Lets look at some statistics:
• Ninety-six percent of businesses in this country have fewer than 50 employees.
That's right. The vast majority of businesses are already exempt from having to offer their employees health insurance. For these employers, delaying the requirement a year means absolutely nothing.
• Ninety-six percent of businesses with more than 50 employees already offer insurance.
Health insurance is called a benefit for a reason, and companies that can provide that benefit have a competitive advantage over companies that can't. Some people stay at jobs they don't like simply for the health insurance. (It happens so often it even has a technical term: "job lock.") What's more, there's a confirmed connection between the size of a company and its ability to offer insurance. The respected Kaiser Family Foundation found the larger a business is, the more likely it will offer insurance. Here are some figures from Kaiser's study:
• Forty-nine percent of firms with three to nine workers offer insurance.
• Seventy-one percent of firms with 10 to 24 workers offer insurance.
• Eighty-five percent of firms with 25 to 29 workers offer insurance.
• Ninety-six percent of firms with more than 50 workers offer insurance.
• Ninety-nine percent of firms with more than 200 workers offer insurance.
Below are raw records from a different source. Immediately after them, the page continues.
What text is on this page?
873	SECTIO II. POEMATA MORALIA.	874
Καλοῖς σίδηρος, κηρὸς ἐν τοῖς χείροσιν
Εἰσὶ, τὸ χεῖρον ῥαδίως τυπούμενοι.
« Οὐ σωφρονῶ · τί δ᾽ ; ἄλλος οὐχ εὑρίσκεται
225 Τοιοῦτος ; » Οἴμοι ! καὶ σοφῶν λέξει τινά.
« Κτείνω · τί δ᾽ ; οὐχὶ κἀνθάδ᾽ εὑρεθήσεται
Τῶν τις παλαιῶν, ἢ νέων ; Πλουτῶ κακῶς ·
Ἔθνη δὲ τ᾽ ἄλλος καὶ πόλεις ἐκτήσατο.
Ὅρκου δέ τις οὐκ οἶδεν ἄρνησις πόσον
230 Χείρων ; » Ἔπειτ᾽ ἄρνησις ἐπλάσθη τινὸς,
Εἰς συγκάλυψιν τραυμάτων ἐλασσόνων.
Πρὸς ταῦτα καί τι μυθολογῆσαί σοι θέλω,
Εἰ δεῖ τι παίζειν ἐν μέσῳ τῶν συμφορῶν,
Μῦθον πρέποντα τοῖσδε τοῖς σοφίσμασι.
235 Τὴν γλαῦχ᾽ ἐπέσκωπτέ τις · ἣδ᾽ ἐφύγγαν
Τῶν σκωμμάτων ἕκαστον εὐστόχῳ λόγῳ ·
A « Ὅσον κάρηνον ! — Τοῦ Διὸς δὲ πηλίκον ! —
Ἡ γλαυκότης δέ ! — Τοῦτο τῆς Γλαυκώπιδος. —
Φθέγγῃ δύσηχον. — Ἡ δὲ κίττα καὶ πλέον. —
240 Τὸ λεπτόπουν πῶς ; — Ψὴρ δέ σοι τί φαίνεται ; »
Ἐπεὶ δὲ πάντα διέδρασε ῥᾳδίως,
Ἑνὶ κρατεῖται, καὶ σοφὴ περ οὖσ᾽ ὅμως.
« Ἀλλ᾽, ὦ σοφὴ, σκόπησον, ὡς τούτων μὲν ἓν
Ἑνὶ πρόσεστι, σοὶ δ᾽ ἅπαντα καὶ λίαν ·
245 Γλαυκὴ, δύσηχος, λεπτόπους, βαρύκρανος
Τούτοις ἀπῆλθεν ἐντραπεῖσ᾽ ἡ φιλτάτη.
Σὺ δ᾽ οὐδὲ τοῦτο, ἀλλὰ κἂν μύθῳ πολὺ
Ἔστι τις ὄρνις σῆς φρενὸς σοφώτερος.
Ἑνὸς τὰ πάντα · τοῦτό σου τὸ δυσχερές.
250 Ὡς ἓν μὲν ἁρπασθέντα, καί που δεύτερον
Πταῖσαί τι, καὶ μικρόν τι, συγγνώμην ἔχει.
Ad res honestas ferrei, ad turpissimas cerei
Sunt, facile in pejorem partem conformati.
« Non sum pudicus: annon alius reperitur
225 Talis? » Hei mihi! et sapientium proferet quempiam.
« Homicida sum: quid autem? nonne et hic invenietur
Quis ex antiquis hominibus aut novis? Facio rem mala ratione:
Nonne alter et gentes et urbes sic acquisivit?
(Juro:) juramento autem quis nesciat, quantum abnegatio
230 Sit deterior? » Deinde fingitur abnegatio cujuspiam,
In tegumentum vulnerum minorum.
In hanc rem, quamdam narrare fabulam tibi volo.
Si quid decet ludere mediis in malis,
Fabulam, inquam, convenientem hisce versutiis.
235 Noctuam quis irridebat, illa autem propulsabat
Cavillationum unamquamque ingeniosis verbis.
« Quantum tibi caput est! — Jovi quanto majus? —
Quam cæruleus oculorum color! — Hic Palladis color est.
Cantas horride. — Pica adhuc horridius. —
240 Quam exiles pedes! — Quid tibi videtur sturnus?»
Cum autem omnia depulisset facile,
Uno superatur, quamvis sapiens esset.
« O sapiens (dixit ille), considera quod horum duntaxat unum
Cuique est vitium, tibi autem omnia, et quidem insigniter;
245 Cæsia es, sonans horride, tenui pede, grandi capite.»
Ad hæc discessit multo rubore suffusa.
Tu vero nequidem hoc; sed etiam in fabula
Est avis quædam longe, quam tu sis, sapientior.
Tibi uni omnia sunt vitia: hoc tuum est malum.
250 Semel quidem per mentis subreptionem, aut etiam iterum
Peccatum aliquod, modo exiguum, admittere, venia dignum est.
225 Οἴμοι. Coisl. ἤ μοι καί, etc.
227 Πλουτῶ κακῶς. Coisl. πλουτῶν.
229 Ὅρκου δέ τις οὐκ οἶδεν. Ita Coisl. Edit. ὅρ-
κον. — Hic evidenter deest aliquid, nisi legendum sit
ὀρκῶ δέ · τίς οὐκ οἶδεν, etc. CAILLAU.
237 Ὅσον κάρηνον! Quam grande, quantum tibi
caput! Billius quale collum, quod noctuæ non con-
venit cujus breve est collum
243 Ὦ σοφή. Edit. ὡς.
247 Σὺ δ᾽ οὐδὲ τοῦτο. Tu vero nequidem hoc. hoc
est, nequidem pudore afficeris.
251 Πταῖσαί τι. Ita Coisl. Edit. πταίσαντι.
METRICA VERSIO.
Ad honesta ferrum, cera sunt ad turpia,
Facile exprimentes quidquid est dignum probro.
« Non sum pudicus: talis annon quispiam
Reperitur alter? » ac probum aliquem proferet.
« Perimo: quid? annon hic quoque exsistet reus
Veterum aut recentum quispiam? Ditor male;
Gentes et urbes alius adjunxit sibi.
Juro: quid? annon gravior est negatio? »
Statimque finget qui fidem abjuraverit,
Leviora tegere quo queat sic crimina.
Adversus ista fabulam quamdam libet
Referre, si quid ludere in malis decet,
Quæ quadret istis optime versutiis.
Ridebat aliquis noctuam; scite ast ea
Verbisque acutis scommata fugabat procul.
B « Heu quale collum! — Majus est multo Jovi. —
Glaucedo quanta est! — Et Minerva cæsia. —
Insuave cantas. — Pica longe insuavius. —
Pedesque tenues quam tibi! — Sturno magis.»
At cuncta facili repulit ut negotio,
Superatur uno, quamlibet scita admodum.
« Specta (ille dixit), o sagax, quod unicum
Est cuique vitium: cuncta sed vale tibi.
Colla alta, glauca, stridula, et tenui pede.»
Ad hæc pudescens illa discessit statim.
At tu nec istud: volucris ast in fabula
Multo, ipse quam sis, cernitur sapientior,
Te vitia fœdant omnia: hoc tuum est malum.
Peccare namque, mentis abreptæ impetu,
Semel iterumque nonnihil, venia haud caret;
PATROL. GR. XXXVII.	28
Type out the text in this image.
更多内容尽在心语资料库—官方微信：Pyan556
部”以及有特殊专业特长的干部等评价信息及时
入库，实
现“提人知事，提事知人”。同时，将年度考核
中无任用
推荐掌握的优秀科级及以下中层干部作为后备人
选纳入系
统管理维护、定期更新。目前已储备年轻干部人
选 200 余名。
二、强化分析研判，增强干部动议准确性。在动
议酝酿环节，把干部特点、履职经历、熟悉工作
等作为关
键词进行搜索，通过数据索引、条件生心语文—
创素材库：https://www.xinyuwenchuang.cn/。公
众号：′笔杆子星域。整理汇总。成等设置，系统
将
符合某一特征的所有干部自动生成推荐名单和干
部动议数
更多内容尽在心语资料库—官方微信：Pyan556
See the trend? Bigger businesses are better able to afford insurance. Larger firms with more employees have more bargaining power with the insurance companies, allowing them to get better rates. The policy makers who wrote the Affordable Care Act didn't pick the 50-employee cutoff out of a hat. They knew that most businesses with more than 50 employees already offer insurance. Now, just one more stat:
• Only the 4 percent of larger employers that do not offer health insurance will be impacted by the delay.... or by the requirement in general, for that matter.
What these stats show is that the employer requirement that is getting so much attention impacts a tiny sliver of businesses in this country. This requirement, and the decision to delay it, doesn't affect the vast majority of small businesses. Not one bit. Granted, delaying this requirement will allow larger businesses that will be impacted time to adjust and provide additional input to the Treasury on how the proposed requirements will work best.
But the most important provisions in the ACA for small business owners, such as health insurance exchanges, are still moving full-steam ahead. The exchanges haven't gotten nearly the same play as the employer responsibility requirement, but they impact small businesses much more significantly. These marketplaces, coming online in January 2014, will allow small businesses to pool their buying power to help drive down coverage costs. Those larger businesses I mentioned earlier that are more likely to offer insurance because it's more affordable? The exchanges will give small businesses that same kind of buying power, so they can better afford to offer benefits and compete with their larger counterparts for talented employees.
Maybe, just maybe, that will become the big news now. It sure wouldn't hurt for the millions of small business owners who will be able benefit from the exchange to hear all about it.